With book publication rates on the rise, creators are hunting for faster solutions. Automated audiobook production offers a promising alternative, but has historically been plagued with clunky, robotic narration. Furthermore, it’s hard for algorithms to understand what to read from an e-book. Humans know to skip page numbers, tables of contents, and footnotes, but algorithms must be clever to avoid these pitfalls.
Project Gutenberg, the oldest online e-book library with over 60,000 works, is acutely aware of these challenges. “We had tried to make audiobooks in the past, but the quality just wasn’t very good so we abandoned the effort,” says Project Gutenberg CEO Greg Newby. “With this new technology, our partners were able to create audiobooks of vastly better quality much faster than ever before.”
The project uses new advances in neural text to speech to create lifelike voices that sound similar to native human speakers. The approach uses a deep network that’s trained to mimic the quality and tone of native speakers, can speak a variety of languages, and can even identify and stylize the reading of emotional text.
Judging books by their Structure
With a high quality text to speech model in hand, the team set out to transcribe as many of Project Gutenberg’s 60,000+ books as possible. Mark Hamilton, one of the project leads, shares that this was the toughest part. “It’s difficult to find even two books in Project Gutenberg that have exactly the same structure. Though the books display nicely for online readers, they contain all sorts of text you wouldn’t want to hear in your audiobook. It became more of an art than a science to find what users would want to hear in a given book.”
To address this, the team searched the collection for large groups of books with a similar look and file format. This made it possible to create targeted parsers that could adapt to each book’s idiosyncrasies. In the end, the team identified over 5,000 books which could be parsed with reasonable accuracy.
Speaking Millions of Sentences
The next challenge the team faced was how to efficiently speak the millions of sentences extracted from the five thousand books. Ordinarily, this would take quite a lot of time even for a computer. To make sure these algorithms could scale, the team used the SynapseML distributed computing library [Github, Paper] to orchestrate millions of model inference calls across hundreds of machines. This allowed the researchers to quickly use modern text-to-speech services such as VALL-E and Microsoft AI to create over 35,000 hours of audiobooks in a little more than two hours, at no cost to the Project Gutenberg nonprofit.
For interested audiophiles, the complete collection of audiobooks can be streamed for free on most major podcast platforms including Spotify, Google Podcasts, Apple Podcasts, and the Internet Archive.

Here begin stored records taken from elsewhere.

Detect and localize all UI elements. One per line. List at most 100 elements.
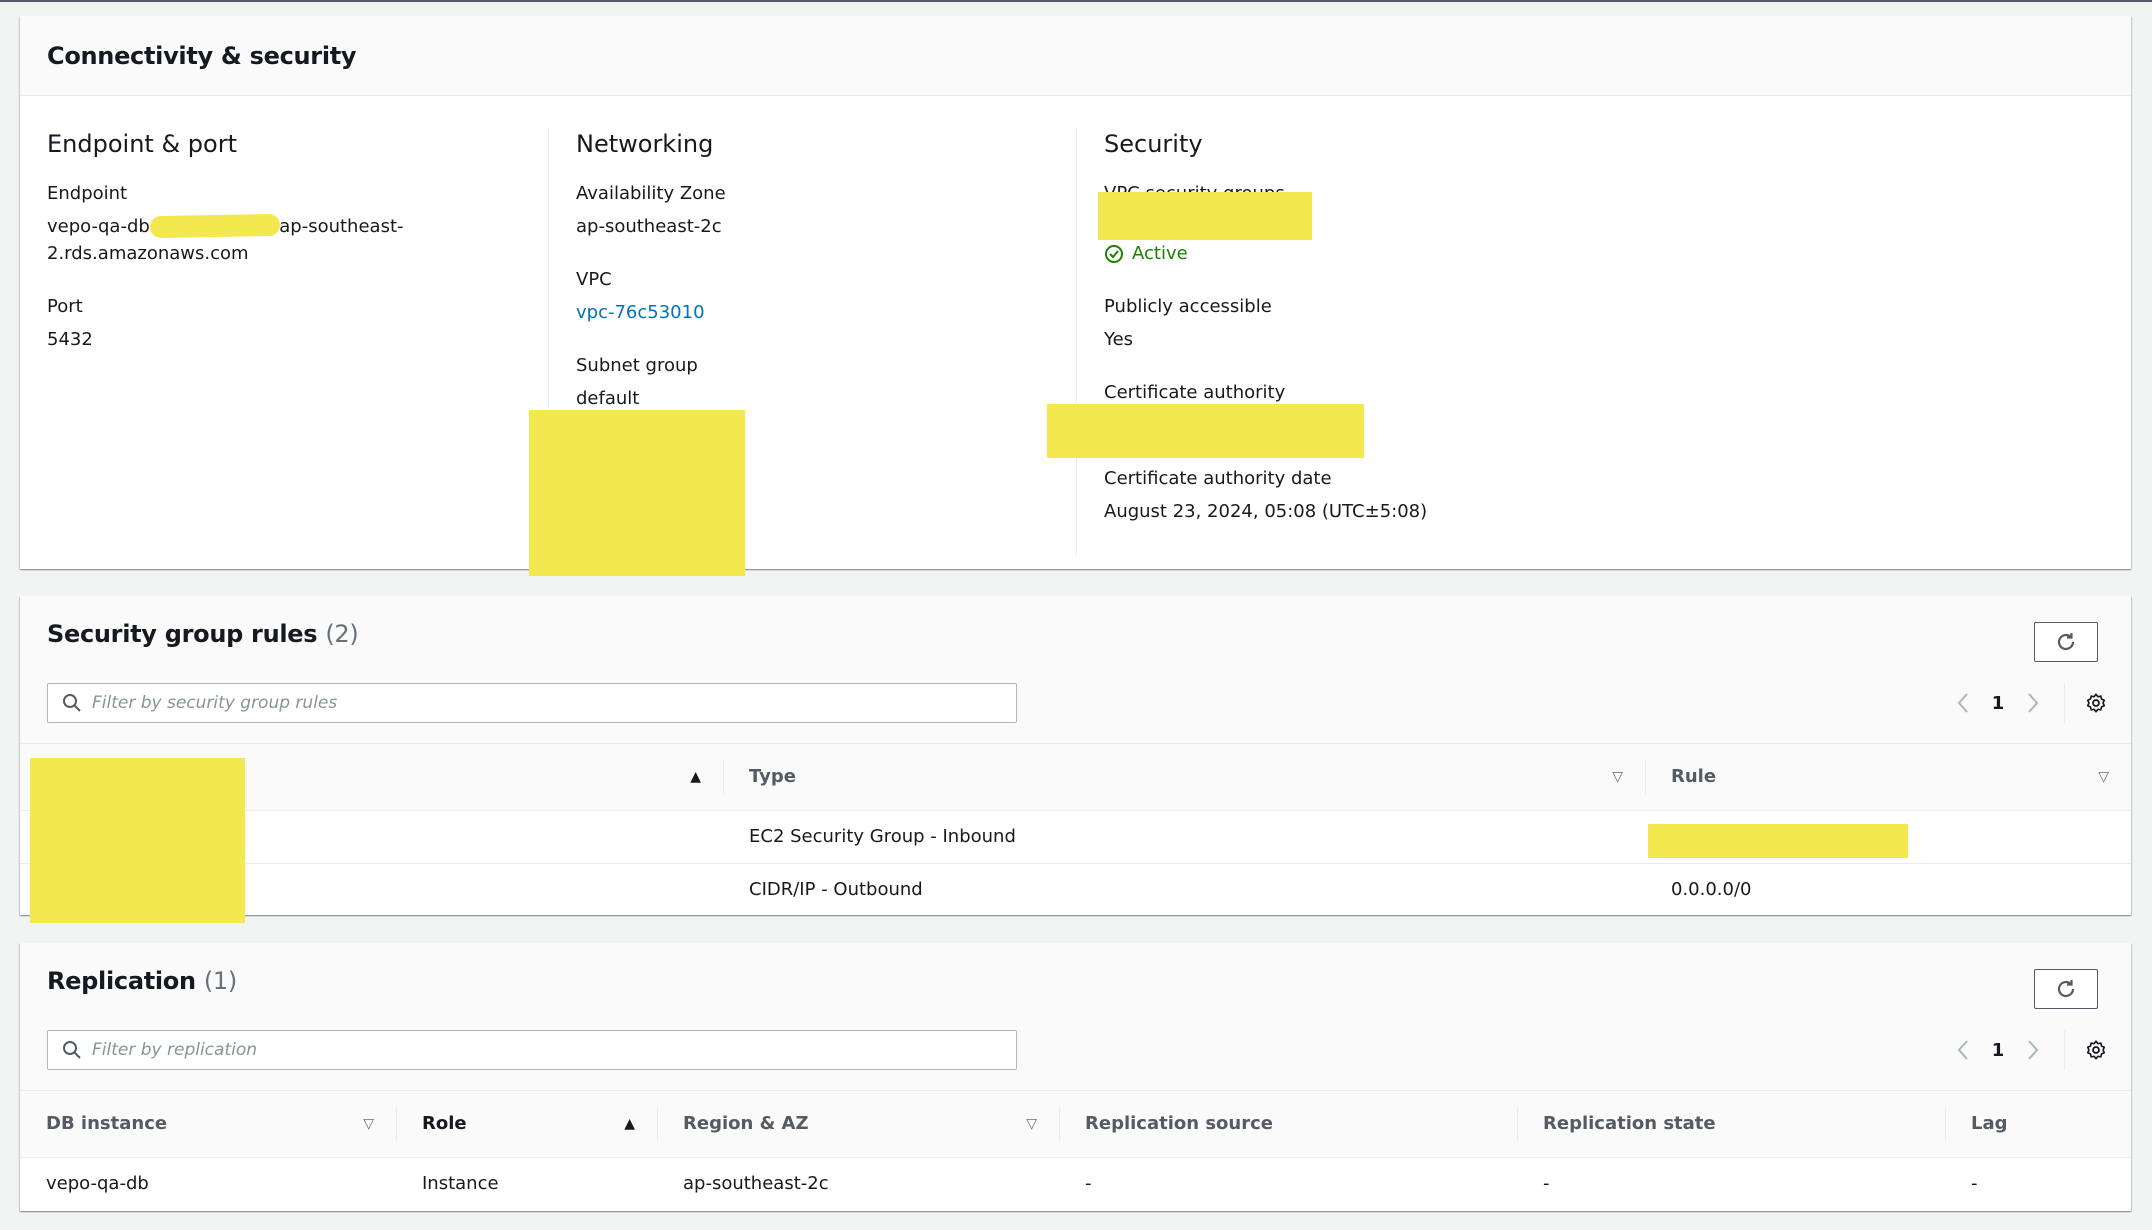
vpc-link[interactable]: vpc-76c53010 (576, 302, 705, 323)
check-circle-icon (1105, 244, 1123, 263)
vpc-label: VPC (576, 269, 612, 290)
preferences-button[interactable] (2085, 1039, 2107, 1061)
redaction-mark (149, 213, 281, 239)
redaction-box (30, 758, 245, 923)
certificate-authority-date-label: Certificate authority date (1104, 468, 1332, 489)
column-header-replication-source: Replication source (1059, 1091, 1517, 1158)
vpc-field: VPC vpc-76c53010 (576, 266, 1076, 326)
redaction-box (1098, 192, 1312, 240)
security-group-rules-filter-input[interactable] (92, 693, 972, 713)
publicly-accessible-label: Publicly accessible (1104, 296, 1272, 317)
replication-table: DB instance ▽ Role ▲ Region & AZ ▽ Replicat… (20, 1091, 2131, 1210)
certificate-authority-date-field: Certificate authority date August 23, 20… (1104, 465, 2131, 525)
refresh-button[interactable] (2034, 622, 2098, 662)
subnet-group-value: default (576, 388, 640, 409)
search-icon (63, 1041, 81, 1059)
search-icon (63, 694, 81, 712)
vpc-sg-status: Active (1104, 240, 2131, 267)
security-group-rules-panel: Security group rules (2) 1 (20, 596, 2131, 923)
sort-icon: ▽ (1026, 1115, 1037, 1132)
refresh-icon (2057, 633, 2075, 651)
endpoint-label: Endpoint (47, 183, 128, 204)
previous-page-button[interactable] (1948, 1039, 1978, 1061)
table-header-row: ▲ Type ▽ Rule ▽ (20, 744, 2131, 811)
region-az-cell: ap-southeast-2c (683, 1173, 829, 1195)
column-header-region-az[interactable]: Region & AZ ▽ (657, 1091, 1059, 1158)
connectivity-security-panel: Connectivity & security Endpoint & port … (20, 16, 2131, 576)
next-page-button[interactable] (2018, 1039, 2048, 1061)
count-badge: (2) (325, 620, 359, 648)
sort-icon: ▽ (363, 1115, 374, 1132)
vpc-sg-status-text: Active (1132, 243, 1188, 264)
availability-zone-label: Availability Zone (576, 183, 726, 204)
availability-zone-field: Availability Zone ap-southeast-2c (576, 180, 1076, 240)
endpoint-port-column: Endpoint & port Endpoint vepo-qa-db. .ap-… (20, 96, 548, 556)
sort-icon: ▽ (1612, 768, 1623, 785)
preferences-button[interactable] (2085, 692, 2107, 714)
publicly-accessible-field: Publicly accessible Yes (1104, 293, 2131, 353)
redaction-box (1648, 824, 1908, 858)
title-text: Security group rules (47, 620, 318, 648)
chevron-right-icon (2028, 693, 2039, 713)
type-cell: CIDR/IP - Outbound (749, 879, 923, 901)
page-number[interactable]: 1 (1978, 693, 2018, 714)
column-header-type[interactable]: Type ▽ (723, 744, 1645, 811)
column-header-db-instance[interactable]: DB instance ▽ (20, 1091, 396, 1158)
panel-title: Connectivity & security (47, 42, 357, 70)
replication-state-cell: - (1543, 1173, 1550, 1195)
port-field: Port 5432 (47, 293, 548, 353)
port-value: 5432 (47, 329, 93, 350)
column-header-role[interactable]: Role ▲ (396, 1091, 657, 1158)
filter-input-wrapper (47, 1030, 1017, 1070)
endpoint-prefix: vepo-qa-db. (47, 216, 156, 237)
chevron-left-icon (1957, 1040, 1968, 1060)
count-badge: (1) (203, 967, 237, 995)
title-text: Replication (47, 967, 196, 995)
sort-icon: ▽ (2098, 768, 2109, 785)
sort-ascending-icon: ▲ (690, 768, 701, 785)
certificate-authority-label: Certificate authority (1104, 382, 1286, 403)
column-header-replication-state: Replication state (1517, 1091, 1945, 1158)
publicly-accessible-value: Yes (1104, 329, 1134, 350)
pagination: 1 (1948, 1030, 2107, 1070)
endpoint-suffix: .ap-southeast- (273, 216, 404, 237)
table-row: CIDR/IP - Outbound 0.0.0.0/0 (20, 863, 2131, 916)
endpoint-field: Endpoint vepo-qa-db. .ap-southeast- 2.rds… (47, 180, 548, 267)
type-cell: EC2 Security Group - Inbound (723, 810, 1645, 864)
endpoint-port-heading: Endpoint & port (47, 130, 237, 158)
table-header-zone: Security group rules (2) 1 (20, 596, 2131, 744)
panel-title: Replication (1) (47, 967, 237, 995)
page-number[interactable]: 1 (1978, 1040, 2018, 1061)
lag-cell: - (1971, 1173, 1978, 1195)
pager-divider (2064, 683, 2065, 723)
replication-source-cell: - (1085, 1173, 1092, 1195)
refresh-button[interactable] (2034, 969, 2098, 1009)
role-cell: Instance (422, 1173, 499, 1195)
networking-heading: Networking (576, 130, 714, 158)
filter-input-wrapper (47, 683, 1017, 723)
replication-filter-input[interactable] (92, 1040, 972, 1060)
certificate-authority-date-value: August 23, 2024, 05:08 (UTC±5:08) (1104, 501, 1428, 522)
next-page-button[interactable] (2018, 692, 2048, 714)
replication-panel: Replication (1) 1 (20, 943, 2131, 1211)
table-header-row: DB instance ▽ Role ▲ Region & AZ ▽ Replicat… (20, 1091, 2131, 1158)
chevron-right-icon (2028, 1040, 2039, 1060)
chevron-left-icon (1957, 693, 1968, 713)
redaction-box (1047, 404, 1364, 458)
column-header-rule[interactable]: Rule ▽ (1645, 744, 2131, 811)
table-row: vepo-qa-db Instance ap-southeast-2c - - … (20, 1157, 2131, 1210)
security-heading: Security (1104, 130, 1203, 158)
gear-icon (2086, 693, 2106, 713)
table-header-zone: Replication (1) 1 (20, 943, 2131, 1091)
sort-ascending-icon: ▲ (624, 1115, 635, 1132)
gear-icon (2086, 1040, 2106, 1060)
panel-title: Security group rules (2) (47, 620, 359, 648)
pagination: 1 (1948, 683, 2107, 723)
endpoint-line2: 2.rds.amazonaws.com (47, 243, 249, 264)
endpoint-value: vepo-qa-db. .ap-southeast- 2.rds.amazonaw… (47, 213, 548, 267)
pager-divider (2064, 1030, 2065, 1070)
panel-header: Connectivity & security (20, 16, 2131, 96)
previous-page-button[interactable] (1948, 692, 1978, 714)
subnet-group-field: Subnet group default (576, 352, 1076, 412)
subnet-group-label: Subnet group (576, 355, 698, 376)
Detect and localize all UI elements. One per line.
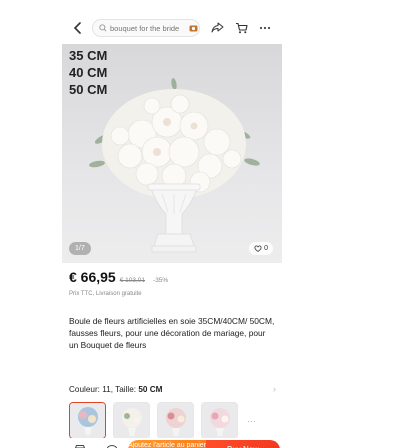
variant-thumbnail[interactable] bbox=[201, 402, 238, 439]
heart-icon bbox=[254, 245, 262, 252]
size-line: 35 CM bbox=[69, 48, 108, 63]
more-variants-icon[interactable]: ··· bbox=[247, 416, 256, 426]
variant-label: Couleur: 11, Taille: bbox=[69, 385, 137, 394]
bottom-action-bar: Ajoutez l'article au panier Buy Now bbox=[62, 438, 282, 448]
store-icon bbox=[74, 445, 86, 448]
chevron-right-icon[interactable]: › bbox=[273, 384, 276, 394]
buy-now-button[interactable]: Buy Now bbox=[206, 440, 280, 448]
back-button[interactable] bbox=[68, 18, 88, 38]
original-price: € 103,01 bbox=[119, 277, 146, 284]
size-line: 50 CM bbox=[69, 82, 108, 97]
top-bar bbox=[62, 12, 282, 44]
product-title: Boule de fleurs artificielles en soie 35… bbox=[69, 316, 275, 350]
wishlist-button[interactable]: 0 bbox=[249, 242, 273, 255]
search-bar[interactable] bbox=[92, 19, 200, 37]
chevron-left-icon bbox=[73, 22, 81, 34]
current-price: € 66,95 bbox=[69, 269, 116, 285]
variant-thumbnails: ··· bbox=[69, 402, 256, 439]
add-to-cart-button[interactable]: Ajoutez l'article au panier bbox=[128, 440, 206, 448]
product-image[interactable]: 35 CM 40 CM 50 CM 1/7 0 bbox=[62, 44, 282, 263]
size-overlay-text: 35 CM 40 CM 50 CM bbox=[69, 47, 107, 98]
message-button[interactable] bbox=[106, 443, 120, 448]
cart-button[interactable] bbox=[232, 19, 250, 37]
size-line: 40 CM bbox=[69, 65, 108, 80]
price-row: € 66,95 € 103,01 -35% bbox=[69, 269, 168, 285]
cart-icon bbox=[235, 22, 248, 34]
more-dots-icon bbox=[259, 26, 271, 30]
tax-shipping-note: Prix TTC, Livraison gratuite bbox=[69, 291, 142, 297]
more-button[interactable] bbox=[256, 19, 274, 37]
image-counter: 1/7 bbox=[69, 242, 91, 255]
variant-selector[interactable]: Couleur: 11, Taille: 50 CM bbox=[69, 385, 162, 394]
share-icon bbox=[211, 22, 223, 33]
store-button[interactable] bbox=[74, 443, 88, 448]
search-input[interactable] bbox=[110, 23, 188, 33]
camera-icon[interactable] bbox=[188, 23, 198, 33]
likes-count: 0 bbox=[264, 245, 268, 252]
discount-badge: -35% bbox=[153, 277, 169, 284]
variant-thumbnail[interactable] bbox=[113, 402, 150, 439]
product-page: 35 CM 40 CM 50 CM 1/7 0 € 66,95 € 103,01… bbox=[62, 12, 282, 448]
variant-thumbnail[interactable] bbox=[69, 402, 106, 439]
variant-value: 50 CM bbox=[138, 385, 163, 394]
share-button[interactable] bbox=[208, 19, 226, 37]
search-icon bbox=[99, 24, 107, 32]
variant-thumbnail[interactable] bbox=[157, 402, 194, 439]
chat-icon bbox=[106, 444, 118, 448]
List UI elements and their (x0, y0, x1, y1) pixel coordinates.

Creating Audiobooks in your Own Voice
After donating 5,000 books back to the public domain, the team demonstrated an application that could make an entire audiobook in someone's own voice, using only 5 seconds of example audio. This demonstration, Large-Scale Automatic Audiobook Creation, which was showcased at the Interspeech 2023 conference, illustrated how the latest advancements in generative speech could be quickly used to make custom audiobooks for anyone with a microphone. The team hopes to explore whether this technology can help create more inclusive audiobooks that foster a more personal connection between the listeners and their favorite works.
Bringing Classic Literature to a Global Audience
Thanks to the partnership, Project Gutenberg has broadened its audiobook collection by nearly 5,000 titles, which are now available on popular platforms such as Spotify and Apple Podcasts. Newby views this as a milestone in Project Gutenberg's journey, expressing optimism that “our library is more accessible than ever.”